Even so, the 15 pioneers would soon be joined by thousands of their compatriots, thanks to the relentless propaganda of the planters. The HSPA showed movies of idyllic plantation life with opportunities for easy riches. Hawaii was portrayed extravagantly as kasla glorya (like paradise). Innocent Filipinos, wrote Bruno Lasker, were easily duped into mortgaging properties or borrowing from relatives to pay their passage to Hawaii. Once in Hawaii, the sakadas would send money to the homeland, giving the impression that they had struck it rich in Hawaii.
Between 1906 and 1930, the HSPA had brought in approximately 120,000 Filipinos to Hawaii. Comprising only 19 percent of the plantation workforce in 1917, the sakadas jumped to 70 percent by 1930. They increasingly got involved in strikes on the plantations. One of the most tragic incidents was the infamous 1924 "Hanapepe Massacre" in which 16 Filipinos and four policemen were killed. The 1937 strike by thousands of Filipino workers in Puunene, on Maui, resulted in major benefits, but the organizers were arrested and labor leader Manlapit was deported from Hawaii permanently.
The last group of 6,000 sakadas from the Ilocos arrived shortly before Philippine independence was regained from the United States in 1946. After that the quota was limited to 50 a year, later increased to 100.

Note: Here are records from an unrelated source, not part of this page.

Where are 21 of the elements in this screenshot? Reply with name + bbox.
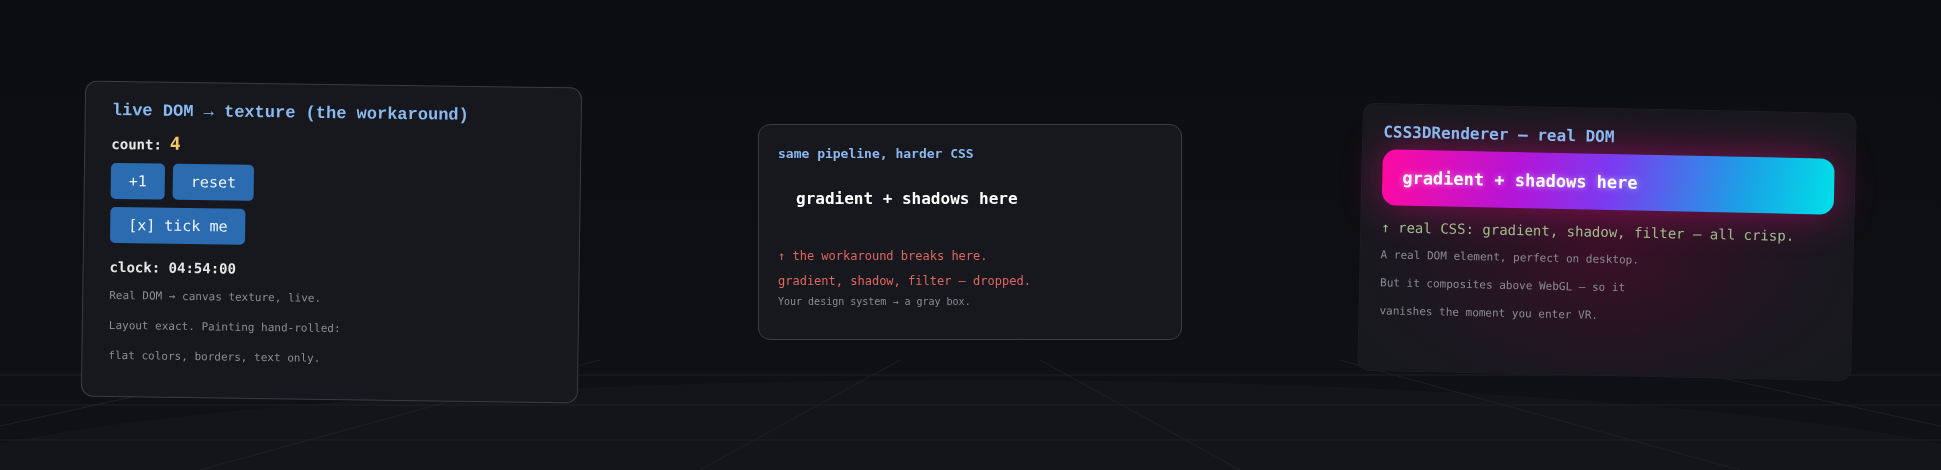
counter-value: 4 [169,132,181,154]
note-text: Layout exact. Painting hand-rolled: [108,317,341,338]
action-button[interactable]: +1 [110,162,166,200]
panel-title: same pipeline, harder CSS [778,146,974,161]
note-text: A real DOM element, perfect on desktop. [1380,247,1640,269]
action-button[interactable]: [x] tick me [109,206,246,245]
note-text: Your design system → a gray box. [778,295,971,309]
action-button[interactable]: reset [172,163,255,201]
counter-label: count: [111,135,163,153]
warning-text: gradient, shadow, filter — dropped. [778,273,1031,290]
note-text: But it composites above WebGL — so it [1379,275,1626,297]
demo-text: gradient + shadows here [795,189,1018,208]
note-text: Real DOM → canvas texture, live. [109,287,322,307]
clock-text: clock: 04:54:00 [109,258,237,277]
panel-title: CSS3DRenderer — real DOM [1383,122,1615,147]
note-text: flat colors, borders, text only. [108,347,321,367]
success-text: ↑ real CSS: gradient, shadow, filter — all crisp. [1380,218,1795,246]
warning-text: ↑ the workaround breaks here. [778,248,988,265]
panel-title: live DOM → texture (the workaround) [111,100,469,125]
gradient-box: gradient + shadows here [1381,149,1835,215]
note-text: vanishes the moment you enter VR. [1379,303,1599,324]
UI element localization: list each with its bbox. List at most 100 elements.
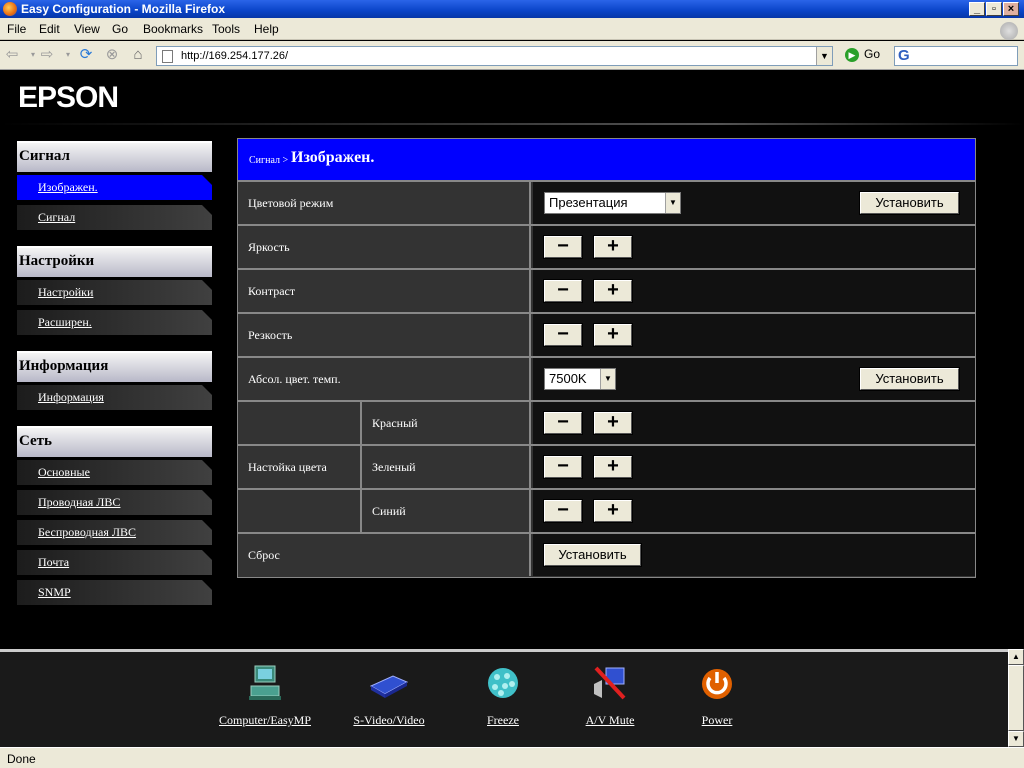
- red-plus-button[interactable]: +: [593, 411, 633, 435]
- vertical-scrollbar[interactable]: ▲ ▼: [1008, 649, 1024, 747]
- search-input[interactable]: G: [894, 46, 1018, 66]
- dock-av-mute-label: A/V Mute: [585, 713, 635, 727]
- row-sharpness: Резкость − +: [238, 314, 975, 358]
- menu-go[interactable]: Go: [112, 22, 128, 36]
- sidebar-item-wired-lan[interactable]: Проводная ЛВС: [17, 490, 212, 515]
- control-dock: Computer/EasyMP S-Video/Video Freeze A/V…: [0, 649, 1008, 747]
- row-blue: Синий − +: [238, 490, 975, 534]
- row-green: Зеленый − +: [238, 446, 975, 490]
- row-reset: Сброс Установить: [238, 534, 975, 578]
- sidebar-item-mail[interactable]: Почта: [17, 550, 212, 575]
- sidebar-header-network: Сеть: [17, 426, 212, 457]
- sidebar-item-wireless-lan[interactable]: Беспроводная ЛВС: [17, 520, 212, 545]
- home-icon[interactable]: ⌂: [129, 46, 147, 64]
- throbber-icon: [1000, 22, 1018, 40]
- row-brightness: Яркость − +: [238, 226, 975, 270]
- maximize-button[interactable]: ▫: [986, 2, 1002, 16]
- sidebar-header-info: Информация: [17, 351, 212, 382]
- scroll-thumb[interactable]: [1008, 665, 1024, 731]
- scroll-down-icon[interactable]: ▼: [1008, 731, 1024, 747]
- sidebar-item-snmp[interactable]: SNMP: [17, 580, 212, 605]
- menu-edit[interactable]: Edit: [39, 22, 60, 36]
- red-minus-button[interactable]: −: [543, 411, 583, 435]
- menu-tools[interactable]: Tools: [212, 22, 240, 36]
- dock-power[interactable]: Power: [694, 664, 740, 728]
- go-icon: ▶: [845, 47, 859, 62]
- forward-icon[interactable]: ⇨: [38, 46, 56, 64]
- settings-panel: Сигнал > Изображен. Цветовой режим Презе…: [237, 138, 976, 578]
- status-bar: Done: [0, 747, 1024, 768]
- green-plus-button[interactable]: +: [593, 455, 633, 479]
- url-text: http://169.254.177.26/: [181, 50, 289, 62]
- red-controls: − +: [533, 402, 975, 444]
- sharpness-plus-button[interactable]: +: [593, 323, 633, 347]
- dock-freeze-label: Freeze: [487, 713, 519, 727]
- color-mode-value: Презентация: [549, 195, 628, 210]
- contrast-minus-button[interactable]: −: [543, 279, 583, 303]
- stop-icon[interactable]: ⊗: [103, 46, 121, 64]
- menu-file[interactable]: File: [7, 22, 26, 36]
- blue-plus-button[interactable]: +: [593, 499, 633, 523]
- dock-av-mute[interactable]: A/V Mute: [578, 664, 642, 728]
- url-bar[interactable]: http://169.254.177.26/ ▼: [156, 46, 833, 66]
- url-dropdown-icon[interactable]: ▼: [816, 47, 832, 65]
- close-button[interactable]: ×: [1003, 2, 1019, 16]
- reload-icon[interactable]: ⟳: [77, 46, 95, 64]
- sidebar-item-advanced[interactable]: Расширен.: [17, 310, 212, 335]
- menu-view[interactable]: View: [74, 22, 100, 36]
- row-color-mode: Цветовой режим Презентация ▼ Установить: [238, 182, 975, 226]
- panel-header: Сигнал > Изображен.: [238, 139, 975, 182]
- red-label: Красный: [360, 402, 531, 444]
- chevron-down-icon: ▼: [600, 369, 615, 389]
- sidebar-header-settings: Настройки: [17, 246, 212, 277]
- brightness-minus-button[interactable]: −: [543, 235, 583, 259]
- row-red: Красный − +: [238, 402, 975, 446]
- menu-help[interactable]: Help: [254, 22, 279, 36]
- menu-bar: File Edit View Go Bookmarks Tools Help: [0, 18, 1024, 40]
- sidebar-item-info[interactable]: Информация: [17, 385, 212, 410]
- dock-freeze[interactable]: Freeze: [480, 664, 526, 728]
- contrast-controls: − +: [533, 270, 975, 312]
- dock-svideo[interactable]: S-Video/Video: [346, 664, 432, 728]
- row-abs-color-temp: Абсол. цвет. темп. 7500K ▼ Установить: [238, 358, 975, 402]
- go-label: Go: [864, 47, 881, 61]
- computer-icon: [249, 665, 281, 700]
- scroll-up-icon[interactable]: ▲: [1008, 649, 1024, 665]
- chevron-down-icon: ▼: [665, 193, 680, 213]
- reset-controls: Установить: [533, 534, 975, 576]
- contrast-label: Контраст: [238, 270, 531, 312]
- back-icon[interactable]: ⇦: [3, 46, 21, 64]
- page-icon: [162, 50, 173, 63]
- sidebar-item-signal[interactable]: Сигнал: [17, 205, 212, 230]
- go-button[interactable]: ▶ Go: [845, 47, 880, 62]
- color-mode-set-button[interactable]: Установить: [859, 191, 960, 215]
- minimize-button[interactable]: _: [969, 2, 985, 16]
- google-icon: G: [898, 47, 910, 64]
- dock-computer-label: Computer/EasyMP: [219, 713, 311, 727]
- sharpness-minus-button[interactable]: −: [543, 323, 583, 347]
- color-temp-select[interactable]: 7500K ▼: [544, 368, 616, 390]
- freeze-icon: [488, 668, 518, 698]
- color-temp-set-button[interactable]: Установить: [859, 367, 960, 391]
- reset-set-button[interactable]: Установить: [543, 543, 642, 567]
- abs-color-temp-label: Абсол. цвет. темп.: [238, 358, 531, 400]
- green-label: Зеленый: [360, 446, 531, 488]
- blue-minus-button[interactable]: −: [543, 499, 583, 523]
- sidebar-item-image[interactable]: Изображен.: [17, 175, 212, 200]
- green-minus-button[interactable]: −: [543, 455, 583, 479]
- brightness-plus-button[interactable]: +: [593, 235, 633, 259]
- epson-logo: EPSON: [18, 81, 119, 114]
- color-mode-select[interactable]: Презентация ▼: [544, 192, 681, 214]
- sharpness-label: Резкость: [238, 314, 531, 356]
- color-mode-label: Цветовой режим: [238, 182, 531, 224]
- power-icon: [702, 669, 732, 699]
- sidebar-header-signal: Сигнал: [17, 141, 212, 172]
- menu-bookmarks[interactable]: Bookmarks: [143, 22, 203, 36]
- window-titlebar: Easy Configuration - Mozilla Firefox _ ▫…: [0, 0, 1024, 18]
- sidebar-item-settings[interactable]: Настройки: [17, 280, 212, 305]
- brightness-controls: − +: [533, 226, 975, 268]
- forward-dropdown-icon[interactable]: ▾: [59, 46, 77, 64]
- dock-computer[interactable]: Computer/EasyMP: [212, 664, 318, 728]
- sidebar-item-basic[interactable]: Основные: [17, 460, 212, 485]
- contrast-plus-button[interactable]: +: [593, 279, 633, 303]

It was only toward the late 1950s that immigration laws enabled Filipinos already in Hawaii to get their families beyond the quotas. And in 1965, immigration laws were liberalized to admit not only family members but also professionals, including doctors, nurses, engineers, lawyers, accountants, teachers, health technicians and others with college educations and marketable skills.
The 2000 Census lists the Filipino and part-Filipino community as numbering more than 275,000, or nearly 23 percent of the Hawaii state population. Current immigration from the Philippines at 4,000 a year and a higher birth rate than other groups will accelerate the community's growth, making it very much a part of Hawaii's future.
Belinda A. Aquino is professor of political science and director of the Center for Philippine Studies, University of Hawaii at Manoa. She also is a member of the Filipino Centennial Celebration Commission.